The report from Salar Media Group and cannabis lifestyle website Civilized identified five key trends that have evolved from the industry and what they mean for future markets. The first and most important is that cannabis legalization has pushed the frontiers of science. The report noted that as of 2015, there are roughly 22,000 published studies on cannabis. Last year, the first U.S. research institution was created to specifically focus on cannabis research. “The trend here is that cannabis is now being treated as a medicine with specific benefits and applications to specific diseases. This research will only continue to expand in the years ahead.”

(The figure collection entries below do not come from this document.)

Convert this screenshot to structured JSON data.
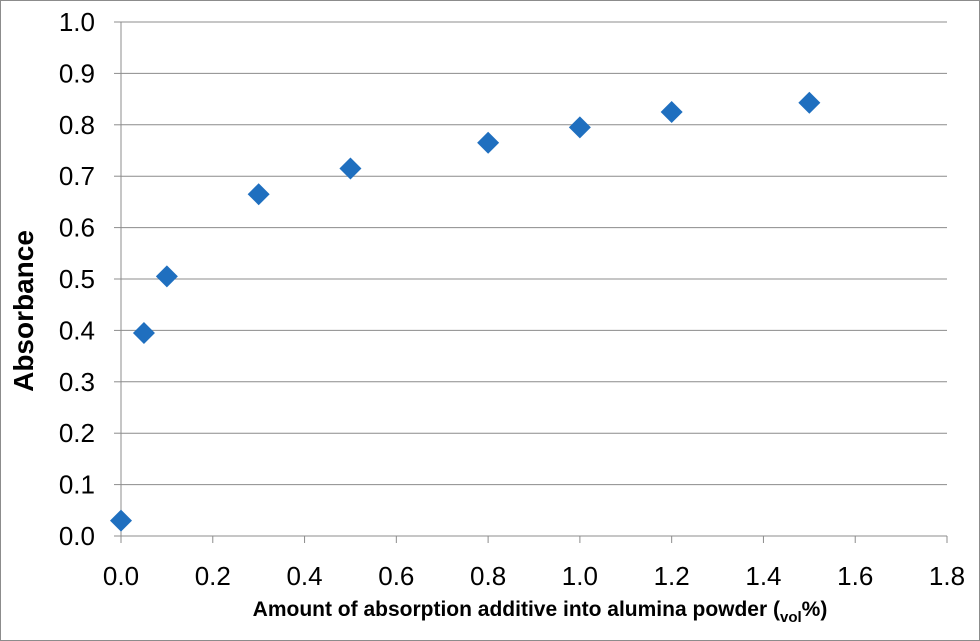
{
  "chart_data": {
    "type": "scatter",
    "title": "",
    "xlabel": "Amount of absorption additive into alumina powder (",
    "xlabel_sub": "vol",
    "xlabel_suffix": "%)",
    "ylabel": "Absorbance",
    "xlim": [
      0,
      1.8
    ],
    "ylim": [
      0,
      1.0
    ],
    "x_ticks": [
      "0.0",
      "0.2",
      "0.4",
      "0.6",
      "0.8",
      "1.0",
      "1.2",
      "1.4",
      "1.6",
      "1.8"
    ],
    "y_ticks": [
      "0.0",
      "0.1",
      "0.2",
      "0.3",
      "0.4",
      "0.5",
      "0.6",
      "0.7",
      "0.8",
      "0.9",
      "1.0"
    ],
    "grid": "horizontal",
    "marker": "diamond",
    "marker_color": "#1f6fbf",
    "series": [
      {
        "x": [
          0.0,
          0.05,
          0.1,
          0.3,
          0.5,
          0.8,
          1.0,
          1.2,
          1.5
        ],
        "y": [
          0.03,
          0.395,
          0.505,
          0.665,
          0.715,
          0.765,
          0.795,
          0.825,
          0.843
        ]
      }
    ]
  }
}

Secondly, the cultivation of cannabis is leading to a greater stress on water and sustainability practices in agriculture. California passed the Medical Cannabis Regulation and Safety Act last year that contained requirements for water usage and prohibits the use of volatile or poisonous solvents in cannabis preparations. The report specifically calls out Humboldt’s Finest, an alliance of cannabis growers based in Humboldt County in California for following “a rain grown, sun grown cultivation technique that collects rainwater and storm runoff” to be used for watering the plants versus relying mostly on ground water.
The next trend is the advances made in genetic and intellectual property of the cannabis plants. Businesses will be using these genetic advances in order to define their product and make it more predictable and consistent. The report said, “The general direction here is for combining functional studies and molecular modeling to improve the scientific community’s understanding of the molecular basis for the physiological functions of CBD.”
You’ve heard of craft beer, craft liquor and even craft mayonnaise. Now, there is also craft cannabis for picky cannabis connoisseurs. Farms and cultivators will hone special strains in limited batches and release them to great fanfare, not unlike a microbrew’s special beer. Similar to how Champagne region in France is home to the only sparkling wine that can use that name, Humboldt county in California will earn a special distinction. In that same vein is celebrity-branded marijuana. The trend has already started with Willie's Reserve and Marley Natural and is expected to grow.
This leads into the trend for more luxury cannabis brands. There are high-end dispensaries like Diego Pellicer and gold rolling papers. The report states that cannabis brands “are replicating what happened in liquor brands with the introduction of high-end, more expensive tequilas, dark liquors, vodkas and sake.” It also suggests that due to the stigma of marijuana, large mainstream corporations won’t want to get involved presenting more opportunities for cannabis-specific companies. These brands will also be able to command higher prices.
Other opportunities are being created for data companies to compile consumer research. Businesses like software management company BioTrack THC and cannabis delivery company Eaze are taking their data and creating custom cannabis consumer reports. The requirements from states to track plants from seed-to-sale have spawned a new industry of software development, while the lack of market data has opened the door for ancillary companies to tap their customer information and then, in turn, sell it.
Even though there is resistance from the Department of Justice’s new Attorney General, states are pushing back and fighting to retain their legalized marijuana. As the fight continues, these trends will continue to grow and gain importance. Especially if more states begin to legalize marijuana and if it eventually gets legalized at a federal level these trends will grow in magnitude.